Sunday, July 7, 2013

A married couple, or, An eventually married couple, who at the present time are playing two unmarried people


I. Over dinner, he tells a story about his younger brother
and one of his younger brother's friends, named Royal:
as stories do about family, this particular story tends
towards a sort of comedy, knee-slapping, as it were,
and head-knocking in reality: but not wishing to spoil
the moment, he focused on a sound like cartoon
coconuts -- TOH -- or that sound's absence,
instead of the pitiable tears of the two little boys,
and on exactly how it is an older brother uses toys
for his amusement (for example, a Big Wheel race
in the basement, and if anyone falls off -- THUMP --
he, always a certain he, becomes a speed bump).


II. When she laughs, it is like something has preceded conscious thinking--
she laughs like a turtle loves its shell.
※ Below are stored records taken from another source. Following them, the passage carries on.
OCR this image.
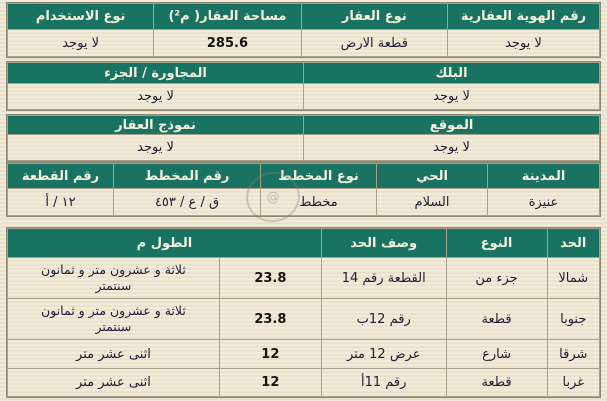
رقم الهوية العقارية
نوع العقار
مساحة العقار( م²)
نوع الاستخدام
لا يوجد
قطعة الارض
285.6
لا يوجد
البلك
المجاورة / الجزء
لا يوجد
لا يوجد
الموقع
نموذج العقار
لا يوجد
لا يوجد
المدينة
الحي
نوع المخطط
رقم المخطط
رقم القطعة
عنيزة
السلام
مخطط
ق / ع / ٤٥٣
١٢ / أ
الحد
النوع
وصف الحد
الطول م
شمالا
جزء من
القطعة رقم 14
23.8
ثلاثة و عشرون متر و ثمانون سنتمتر
جنوبا
قطعة
رقم 12ب
23.8
ثلاثة و عشرون متر و ثمانون سنتمتر
شرقا
شارع
عرض 12 متر
12
اثنى عشر متر
غربا
قطعة
رقم 11أ
12
اثنى عشر متر
@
What he grasps too late, like a man who is sinking
through the ether: he already fell.


III. ... the secret to eggs for dinner is slow cooking,
and, while eating, not overlooking
what waits between books on computer programming
and outdated theories of human evolution
--as if the vagaries of modern flirtation
and workplace ethics have to do with cave-dwelling,
as if we ever lived in caves, or with stalking
wild game (of course there was no 'unwild game'),
over great stretches of savannah, hunters sweating
and hoping for rain, quietly handtalking
about prey in various senses ...


IV. In the video, what the man in the married couple fixes
is scooters, and she is a bookstore clerk.
Over time, although it might not seem to work,
they see, meet, dance, and sing.



(Begun 1 July 2013, perhaps still in progress even more than most poems are. The immediate inspiration was a video of two dear friends pretending to be other people falling in love with each other; bits and pieces are memories, bookshelves, and the odd creeping in of images on their own.)